TEMPLE SAGRADA FAMÍLIA - BARCELONA

Sagrada Familia research website

As part of an ongoing involvement with the Sagrada Família Church in Barcelona researchers in SIAL lead by Professor Mark Burry are currently working on the following projects:



INVESTIGATION INTO ANTONI GAUDÍ'S FINAL DESIGN MODELS
This project is creating a new scholarly understanding of the Sagrada Família Church in Barcelona, the greatest work of the architect Antoni Gaudí, a major building in the history of architecture and a building that remains under construction today. By adapting a computer-aided design technique known as parametric design to create designs that are consistent with all of the available historical information on the church, new insights are gained into Gaudí's own generative system. The results from these investigations are used to specify how the Church is actually being completed, thus making the church itself a statement of Gaudí's design intent.

NEW ONTO OLD: FLEXIBLE 3D COMPUTER MODELLING TO AID HERITAGE BUILDING RESTORATION, RECYCLING AND EXTENSION
When architects work with existing buildings assumptions need to be made when accurate measurement is impossible through constrained access, and where construction information is hidden within the building fabric. In these situations architects might benefit from interactive (rather than static) computer-aided design models. The Sagrada Família church has proved a useful case study for this research, with its protracted period of construction since 1883, the interruptions of Gaudí's death, the Spanish civil war and the damage and destruction of models and documentation during this period further breaking the continuity, much of the construction underway now meets building that was completed between 10 and 100 years ago.

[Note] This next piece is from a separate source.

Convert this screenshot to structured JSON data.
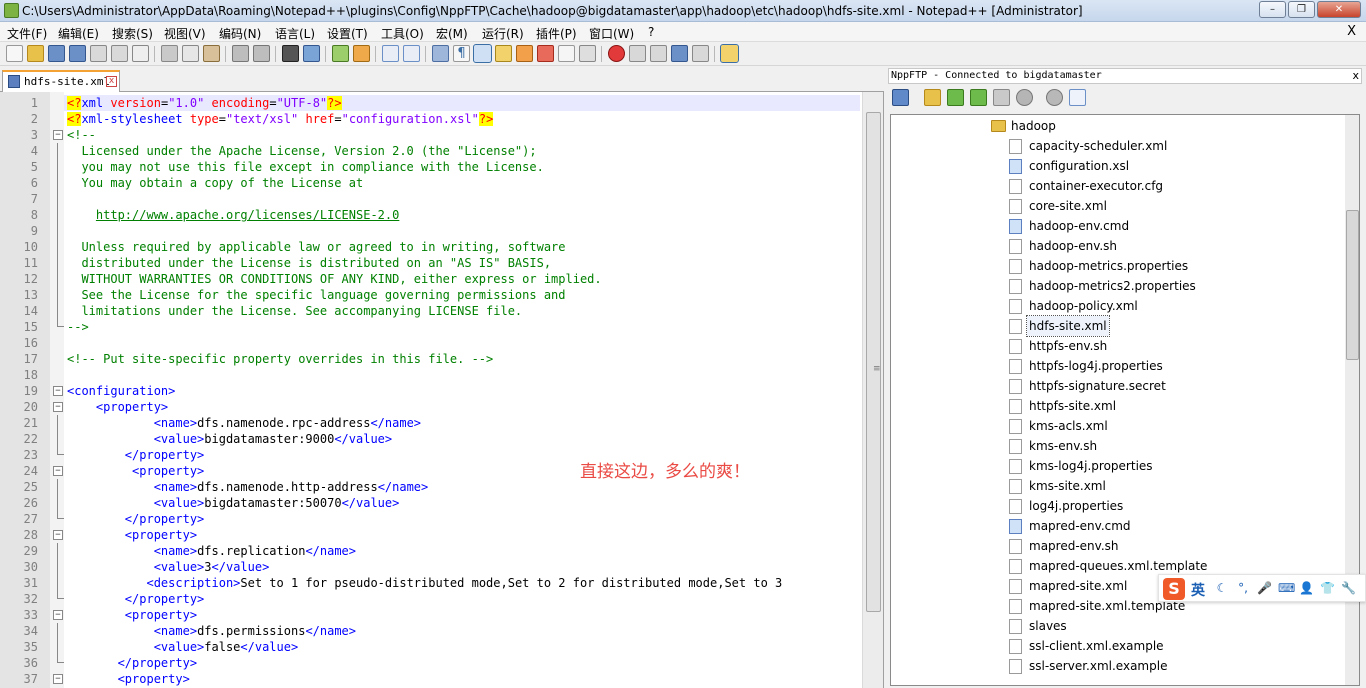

THE ROSE WINDOW IN THE WEST TRANSEPT
Drawing on Professor Burry's earlier experience in working on the detailed design proposals for the lateral and central naves, the 7 meter wide, 35 meter high Rose window screen wall for the West Transept was researched, modelled parametrically, documented, prototyped in wax and polystyrene and constructed within a twelve month period, using a fast track approach where parts of the design were being stone cut or under construction while the higher reaches were still in design. This involved exploiting new technologies to the full in the network of communication between the researchers in Australia, the technical office on site in Barcelona and the stonemason in Galicia on the other side of Spain. Pioneering approaches to modelling, stereotomy, documentation and communication resulted not only in smooth communication, almost free from queries but in such accuracy in the huge individual granite components, that the 10mm construction tolerance was found to be superfluous.

THE COLONNADE AND GABLE OF THE WEST TRANSEPT
This part of the church is currently under investigation. There are no plaster models of this area from Gaudí's time. The explicit evidence consists of a drawing, a 1:25 plaster model interpretation of one half of the whole western portal assembly completed in the 1980s and plans sections and elevations drawn throughout the second half of the twentieth century relating this to the whole of the west transept.

The first stage has been to understand the lineage and reasoning for past interpretation and changes in interpretation. In this work an overall understanding of the developments in Gaudí's final design models for the church as a whole is important in making a reasoned interpretation of the material representing the proposal for this area in detail. As a first step, the existing plaster model has been digitised to build a computer model that provides the basis for starting to design a flexible parametric model to test different design solutions.